Look at me Tommy. I didn’t forge our paperwork. I would never lie to you. Never in a million years. Anyways we’re leaving now. I found a mad cheap ride.

TOM

Really? How much were the plane tickets?

PETER

It ain’t a plane Tommy. It’s a boat. So, pack your stuff. Get your guitar. We dip out in five. I’ll be outside. 

+++

 

The fishing boat is long and it has a motor with a propeller on the bottom. 

 

Peter carries his luggage onboard and sticks out his hand to Tom. 

 

PETER

Ready to play Beatles covers? In America?

 

Tom grabs his hand, leaving his homeland for the first time, as he hops onto the deck.

 

TOM

America…damn. We’re really doing this, aren’t we?

 

He clutches tightly onto his guitar. 

 

At dawn, the boat cruises out into the great and incredible sea, and Tom is just about to shut his eyes and dream of America, as a rock ruptures into the floorboards of the fishing boat. 

 

And after a couple of miles, the captain decides to pull back into the harbor. 

 

PETER

Keep going man! C’mon.
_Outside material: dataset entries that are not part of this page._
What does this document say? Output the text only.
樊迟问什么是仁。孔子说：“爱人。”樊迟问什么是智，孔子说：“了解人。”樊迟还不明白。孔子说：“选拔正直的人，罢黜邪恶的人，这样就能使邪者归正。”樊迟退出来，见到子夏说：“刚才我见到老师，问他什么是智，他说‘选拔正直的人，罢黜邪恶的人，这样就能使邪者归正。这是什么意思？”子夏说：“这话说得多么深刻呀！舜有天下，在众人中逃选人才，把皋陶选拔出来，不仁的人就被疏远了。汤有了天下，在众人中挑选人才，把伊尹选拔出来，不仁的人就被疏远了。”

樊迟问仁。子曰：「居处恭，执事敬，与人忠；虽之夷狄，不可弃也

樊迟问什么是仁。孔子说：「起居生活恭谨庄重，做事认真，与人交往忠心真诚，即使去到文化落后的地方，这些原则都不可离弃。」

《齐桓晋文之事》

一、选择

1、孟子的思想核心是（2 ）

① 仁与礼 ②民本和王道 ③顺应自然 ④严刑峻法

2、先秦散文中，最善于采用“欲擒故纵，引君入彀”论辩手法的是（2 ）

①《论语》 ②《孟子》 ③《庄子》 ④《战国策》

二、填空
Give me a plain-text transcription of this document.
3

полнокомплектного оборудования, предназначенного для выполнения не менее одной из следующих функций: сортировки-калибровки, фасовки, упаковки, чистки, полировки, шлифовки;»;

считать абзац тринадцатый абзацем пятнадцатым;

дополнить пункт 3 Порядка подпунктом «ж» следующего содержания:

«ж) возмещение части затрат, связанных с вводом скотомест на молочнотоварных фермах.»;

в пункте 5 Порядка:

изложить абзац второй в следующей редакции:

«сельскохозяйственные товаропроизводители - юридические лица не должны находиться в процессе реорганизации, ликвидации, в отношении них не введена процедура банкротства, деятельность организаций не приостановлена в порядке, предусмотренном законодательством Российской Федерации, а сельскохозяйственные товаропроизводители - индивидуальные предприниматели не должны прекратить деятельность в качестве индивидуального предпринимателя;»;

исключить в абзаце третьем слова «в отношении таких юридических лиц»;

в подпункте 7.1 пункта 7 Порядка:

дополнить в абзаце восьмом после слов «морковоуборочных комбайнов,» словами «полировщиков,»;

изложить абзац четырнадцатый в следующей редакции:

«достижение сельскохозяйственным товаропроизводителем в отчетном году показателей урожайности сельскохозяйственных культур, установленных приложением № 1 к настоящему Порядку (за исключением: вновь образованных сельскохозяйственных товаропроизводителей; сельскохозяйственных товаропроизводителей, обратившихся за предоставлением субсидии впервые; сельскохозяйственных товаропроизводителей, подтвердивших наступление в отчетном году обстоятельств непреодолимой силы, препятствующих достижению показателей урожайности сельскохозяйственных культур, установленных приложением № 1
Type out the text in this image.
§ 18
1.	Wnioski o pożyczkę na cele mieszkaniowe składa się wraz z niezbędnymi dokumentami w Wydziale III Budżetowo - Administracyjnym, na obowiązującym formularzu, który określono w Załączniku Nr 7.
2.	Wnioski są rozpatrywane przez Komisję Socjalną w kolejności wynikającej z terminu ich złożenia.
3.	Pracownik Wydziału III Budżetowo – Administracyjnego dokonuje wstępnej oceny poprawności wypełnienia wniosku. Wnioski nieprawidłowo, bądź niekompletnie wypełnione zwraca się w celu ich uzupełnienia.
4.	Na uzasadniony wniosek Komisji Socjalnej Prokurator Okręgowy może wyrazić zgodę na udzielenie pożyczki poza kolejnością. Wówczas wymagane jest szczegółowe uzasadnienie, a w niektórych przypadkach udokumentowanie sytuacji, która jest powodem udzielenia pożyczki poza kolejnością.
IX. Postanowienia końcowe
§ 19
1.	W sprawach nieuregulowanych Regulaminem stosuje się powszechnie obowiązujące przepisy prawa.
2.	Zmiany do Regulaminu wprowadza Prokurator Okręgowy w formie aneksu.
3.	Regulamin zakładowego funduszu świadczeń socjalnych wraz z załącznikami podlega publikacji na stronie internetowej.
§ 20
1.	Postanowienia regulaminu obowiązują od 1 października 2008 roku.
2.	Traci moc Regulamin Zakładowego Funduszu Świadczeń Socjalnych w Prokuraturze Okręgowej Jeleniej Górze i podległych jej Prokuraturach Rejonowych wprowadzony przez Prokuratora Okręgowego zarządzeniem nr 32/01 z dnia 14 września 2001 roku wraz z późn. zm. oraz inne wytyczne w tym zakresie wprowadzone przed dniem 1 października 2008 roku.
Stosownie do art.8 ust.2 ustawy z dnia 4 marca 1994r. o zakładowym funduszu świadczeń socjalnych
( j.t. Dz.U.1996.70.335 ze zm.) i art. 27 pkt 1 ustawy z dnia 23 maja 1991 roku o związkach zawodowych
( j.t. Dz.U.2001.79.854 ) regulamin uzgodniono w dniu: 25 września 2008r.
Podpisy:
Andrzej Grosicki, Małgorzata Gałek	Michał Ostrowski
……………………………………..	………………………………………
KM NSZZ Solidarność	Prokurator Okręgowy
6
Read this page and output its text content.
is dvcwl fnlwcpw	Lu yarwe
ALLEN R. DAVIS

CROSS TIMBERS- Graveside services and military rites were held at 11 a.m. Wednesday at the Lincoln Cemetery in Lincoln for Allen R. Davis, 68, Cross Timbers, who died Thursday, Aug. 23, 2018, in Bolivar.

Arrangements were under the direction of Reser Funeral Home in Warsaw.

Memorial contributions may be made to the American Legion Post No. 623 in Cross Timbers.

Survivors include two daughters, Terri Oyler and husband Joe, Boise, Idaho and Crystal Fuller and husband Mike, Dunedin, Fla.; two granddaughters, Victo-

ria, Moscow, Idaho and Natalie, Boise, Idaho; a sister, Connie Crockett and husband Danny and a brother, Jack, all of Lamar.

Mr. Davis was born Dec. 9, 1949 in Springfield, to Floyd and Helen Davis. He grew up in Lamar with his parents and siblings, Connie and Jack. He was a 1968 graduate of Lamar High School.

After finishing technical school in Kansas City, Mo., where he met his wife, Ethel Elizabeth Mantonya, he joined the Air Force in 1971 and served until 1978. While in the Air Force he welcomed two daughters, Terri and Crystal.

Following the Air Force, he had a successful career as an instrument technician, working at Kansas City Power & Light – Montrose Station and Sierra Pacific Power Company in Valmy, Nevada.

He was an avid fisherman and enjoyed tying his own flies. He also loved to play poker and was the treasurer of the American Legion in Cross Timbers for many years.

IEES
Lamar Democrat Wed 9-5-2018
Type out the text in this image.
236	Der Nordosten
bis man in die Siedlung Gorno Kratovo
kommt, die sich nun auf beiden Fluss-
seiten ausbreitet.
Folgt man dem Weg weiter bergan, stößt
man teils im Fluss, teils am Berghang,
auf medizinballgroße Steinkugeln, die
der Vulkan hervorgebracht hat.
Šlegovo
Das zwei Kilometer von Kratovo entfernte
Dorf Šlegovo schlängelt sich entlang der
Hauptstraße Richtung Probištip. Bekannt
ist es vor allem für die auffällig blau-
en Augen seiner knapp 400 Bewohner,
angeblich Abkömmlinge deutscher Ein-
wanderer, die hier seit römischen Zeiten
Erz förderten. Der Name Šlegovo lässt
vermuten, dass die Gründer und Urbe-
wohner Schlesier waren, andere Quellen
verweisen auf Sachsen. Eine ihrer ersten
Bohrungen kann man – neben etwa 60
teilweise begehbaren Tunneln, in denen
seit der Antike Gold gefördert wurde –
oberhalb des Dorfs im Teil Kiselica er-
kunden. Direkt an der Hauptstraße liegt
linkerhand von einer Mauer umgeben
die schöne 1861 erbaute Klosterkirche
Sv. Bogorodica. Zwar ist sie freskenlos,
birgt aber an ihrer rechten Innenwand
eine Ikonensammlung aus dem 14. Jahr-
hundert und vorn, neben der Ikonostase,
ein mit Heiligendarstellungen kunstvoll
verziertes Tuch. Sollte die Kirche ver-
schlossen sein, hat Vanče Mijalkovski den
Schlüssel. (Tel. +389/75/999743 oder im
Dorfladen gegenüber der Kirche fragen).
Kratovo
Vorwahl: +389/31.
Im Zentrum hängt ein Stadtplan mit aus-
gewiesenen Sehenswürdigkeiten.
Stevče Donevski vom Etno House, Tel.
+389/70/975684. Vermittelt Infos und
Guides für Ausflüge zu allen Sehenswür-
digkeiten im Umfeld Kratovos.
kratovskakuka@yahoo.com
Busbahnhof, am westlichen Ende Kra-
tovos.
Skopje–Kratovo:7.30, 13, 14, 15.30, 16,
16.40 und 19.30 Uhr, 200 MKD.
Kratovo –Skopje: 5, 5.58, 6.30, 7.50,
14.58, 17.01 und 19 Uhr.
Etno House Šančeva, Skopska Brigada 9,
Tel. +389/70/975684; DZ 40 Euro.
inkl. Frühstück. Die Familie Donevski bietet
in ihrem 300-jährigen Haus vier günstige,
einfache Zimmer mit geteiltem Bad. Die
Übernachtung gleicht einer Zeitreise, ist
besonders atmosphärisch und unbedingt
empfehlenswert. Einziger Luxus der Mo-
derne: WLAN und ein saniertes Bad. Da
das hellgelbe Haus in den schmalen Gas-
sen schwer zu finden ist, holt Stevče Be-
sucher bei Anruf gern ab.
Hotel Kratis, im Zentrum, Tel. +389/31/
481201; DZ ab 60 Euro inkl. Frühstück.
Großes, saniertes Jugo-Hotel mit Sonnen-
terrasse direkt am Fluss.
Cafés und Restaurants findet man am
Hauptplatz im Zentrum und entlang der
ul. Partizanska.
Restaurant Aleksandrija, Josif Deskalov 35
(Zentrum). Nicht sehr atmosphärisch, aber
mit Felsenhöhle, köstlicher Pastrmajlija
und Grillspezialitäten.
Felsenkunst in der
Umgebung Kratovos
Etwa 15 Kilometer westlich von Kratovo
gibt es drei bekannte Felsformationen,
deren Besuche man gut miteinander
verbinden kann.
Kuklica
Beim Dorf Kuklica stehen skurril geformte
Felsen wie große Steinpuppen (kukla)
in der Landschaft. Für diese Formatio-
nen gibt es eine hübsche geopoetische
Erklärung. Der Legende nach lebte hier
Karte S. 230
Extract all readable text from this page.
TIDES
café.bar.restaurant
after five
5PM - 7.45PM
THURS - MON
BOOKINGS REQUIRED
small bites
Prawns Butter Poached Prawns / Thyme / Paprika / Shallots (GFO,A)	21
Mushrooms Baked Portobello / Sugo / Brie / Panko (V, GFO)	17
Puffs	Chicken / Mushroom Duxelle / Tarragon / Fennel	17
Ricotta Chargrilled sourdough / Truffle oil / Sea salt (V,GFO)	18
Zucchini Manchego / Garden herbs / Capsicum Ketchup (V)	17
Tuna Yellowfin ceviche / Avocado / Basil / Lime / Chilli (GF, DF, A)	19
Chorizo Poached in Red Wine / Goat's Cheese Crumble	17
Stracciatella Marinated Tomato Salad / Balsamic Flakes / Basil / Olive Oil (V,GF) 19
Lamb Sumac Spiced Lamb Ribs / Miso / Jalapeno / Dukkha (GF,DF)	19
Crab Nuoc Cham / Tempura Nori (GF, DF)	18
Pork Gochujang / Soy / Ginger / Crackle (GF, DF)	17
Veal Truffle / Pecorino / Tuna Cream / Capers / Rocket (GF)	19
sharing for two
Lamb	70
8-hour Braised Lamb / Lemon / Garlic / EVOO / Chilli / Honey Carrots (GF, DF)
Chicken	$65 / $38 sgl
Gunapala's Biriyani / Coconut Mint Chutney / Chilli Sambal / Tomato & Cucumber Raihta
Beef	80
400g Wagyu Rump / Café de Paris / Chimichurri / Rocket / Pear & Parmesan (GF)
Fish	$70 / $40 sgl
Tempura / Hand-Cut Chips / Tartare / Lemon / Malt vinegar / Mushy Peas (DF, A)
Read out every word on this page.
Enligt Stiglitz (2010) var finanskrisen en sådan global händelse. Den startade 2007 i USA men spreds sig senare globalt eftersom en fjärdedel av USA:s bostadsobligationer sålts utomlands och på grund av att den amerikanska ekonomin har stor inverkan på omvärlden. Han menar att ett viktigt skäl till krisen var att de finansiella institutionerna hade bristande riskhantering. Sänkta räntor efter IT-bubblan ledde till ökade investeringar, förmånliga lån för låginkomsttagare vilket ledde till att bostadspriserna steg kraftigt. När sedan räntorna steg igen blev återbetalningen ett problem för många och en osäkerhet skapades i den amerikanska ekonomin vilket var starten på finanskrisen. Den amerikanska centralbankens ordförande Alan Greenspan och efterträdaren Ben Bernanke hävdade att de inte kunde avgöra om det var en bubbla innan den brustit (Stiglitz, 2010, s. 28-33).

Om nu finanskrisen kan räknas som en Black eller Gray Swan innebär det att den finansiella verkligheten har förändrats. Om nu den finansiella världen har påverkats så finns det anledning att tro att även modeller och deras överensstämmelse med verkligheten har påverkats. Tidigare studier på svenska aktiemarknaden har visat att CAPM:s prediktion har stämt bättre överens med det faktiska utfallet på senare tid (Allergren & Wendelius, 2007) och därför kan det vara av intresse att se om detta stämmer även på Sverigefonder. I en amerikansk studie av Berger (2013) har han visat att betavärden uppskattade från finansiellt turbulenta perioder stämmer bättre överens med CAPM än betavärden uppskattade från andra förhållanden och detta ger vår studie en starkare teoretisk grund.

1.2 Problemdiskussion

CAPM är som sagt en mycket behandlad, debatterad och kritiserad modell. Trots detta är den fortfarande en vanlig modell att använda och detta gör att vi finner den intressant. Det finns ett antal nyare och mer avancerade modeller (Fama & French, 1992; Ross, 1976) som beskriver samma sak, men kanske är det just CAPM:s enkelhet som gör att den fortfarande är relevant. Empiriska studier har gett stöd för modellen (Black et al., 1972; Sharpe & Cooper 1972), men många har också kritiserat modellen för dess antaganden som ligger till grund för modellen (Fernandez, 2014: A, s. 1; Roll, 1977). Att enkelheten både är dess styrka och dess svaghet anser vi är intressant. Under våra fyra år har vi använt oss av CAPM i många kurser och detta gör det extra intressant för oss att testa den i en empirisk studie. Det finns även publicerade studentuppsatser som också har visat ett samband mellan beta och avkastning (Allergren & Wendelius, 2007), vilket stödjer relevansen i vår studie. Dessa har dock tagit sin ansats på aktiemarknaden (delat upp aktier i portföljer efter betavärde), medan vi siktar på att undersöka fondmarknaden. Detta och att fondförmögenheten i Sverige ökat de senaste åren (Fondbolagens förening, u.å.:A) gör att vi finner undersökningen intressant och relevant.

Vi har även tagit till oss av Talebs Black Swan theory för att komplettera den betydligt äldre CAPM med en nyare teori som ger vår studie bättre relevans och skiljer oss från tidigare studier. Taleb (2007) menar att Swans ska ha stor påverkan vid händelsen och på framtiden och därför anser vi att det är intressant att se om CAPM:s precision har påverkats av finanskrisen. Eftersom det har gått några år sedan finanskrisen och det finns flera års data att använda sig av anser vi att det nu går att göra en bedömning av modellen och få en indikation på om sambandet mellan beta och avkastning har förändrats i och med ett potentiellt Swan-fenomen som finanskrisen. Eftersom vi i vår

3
I paid too much money to not be going to America. 

 

When the fishing boat sputters back to the coastline, from the rickety harbor floodlights flash yellow strokes that slash and pierce through the cold fog of night. The whirring of the siren and a group of scrawny, young men in police uniforms hover at the foot of the dock.

 

A policeman decks Tom in the jaw. 

 

A sudden blackness unfurls over Tom’s mind, and slumber greets him, right as shackles are slapped onto his ankles and handcuffs are clicked around his bony wrists. 

 

Tom opens his eyes long enough to see a dark figure scoop up his guitar. 

 

TOM

Dad. 

 

+++

 

The next day Tom wakes up to the smell of salt. He moves closer to the scent that itches his nose like a tickling sensation. His nose touches something damp. He opens his eyes. It’s a prison bar. He puts his hands around the bars and looks outside. Bright leaves from the Mangrove trees branches flutter off the branch edges, as gusts of wind cascade down and up, bringing them down to the muddy shore, where the waves rise, high and high, and then descend with a smash, strong water pounding the rocks, its swell curling inward and softening the ground of the beach. From many clusters of Mangrove trees, their lush green foliage sway in the dense wind, as gleaming sunlight filters through the craggy branches. At the base of one tree trunk, where ingrown roots protrude from the ground, wicker baskets sit next to each other with charcoal, fuel-wood, and shellfish in them. 

 

Peter is crying in his sleep

 

PETER

Wha—what is it? Who’s there?

 

TOM

Peter it’s me, Tom. 

PETER

Where are we? 

TOM

I’m not sure. An island, I think.  

PETER

We shouldn’t be here. We need to leave.  

TOM

Shit, have you seen my guitar? I can’t find it. 

PETER

Really? We’re stuck in this cell, and your guitar is all you can think about? 

 

A tall, gap-toothed Asian man comes into view. 

 

 

 

CHUNG

Hey, lovebirds. Name’s Chung. Best to remember that. Now, Warden wants to see you boys.

TOM

The warden?

 

PETER

And who the fuck are you?

Chung whacks his baton against the prison bars, making a vibration that reverberates throughout the cell.

 

CHUNG

I told you fool. My name’s Chung. Now get out, or I’ll beat your heads until they crack into halves.

 

+++

 

The warden is staring out the window holding a glass of water in his hand, and in his other he clenches his dirty fingernails around a long-stemmed pipe loaded with fresh tobacco. 

 

THE WARDEN

Gentlemen welcome to Can Gio Prison. Now listen here you two, I’ve seen your work visas, and your passports. You’re Peter and you’re Tom. Okay now that I know who is who, I can’t let you go. Why? Your paperwork, it’s been forged. You both have broken a law. That means that you have to stay here on Can Gio Island for a few months. But don’t worry you’ll have a pleasant time, if you follow my orders. This is one of them. I want a shrimp farm. And everybody is working on it, and that means you two are also going to help me build it. Doesn’t that sound excellent?

TOM

Where’s my guitar?

THE WARDEN

Your guitar? We did acquire one recently. It belongs to you?

 

 

TOM

Yeah it does.

THE WARDEN

Not anymore. Now, you don’t own a thing.

 

+++

 

Beneath the high bluff—where the prison building stood looking over—is a brown river; twenty feet wide, it’s packed with sediment and minerals. 

 

The shade from the mangrove trees shields Tom, as he picks up crude wood, broken bamboo branches, and tufts of clay from off the ground. He carries these shambled pieces in his arms, his hips rocking, while he teeter-totters across the land piled with decomposed leaves and crustacean bones. 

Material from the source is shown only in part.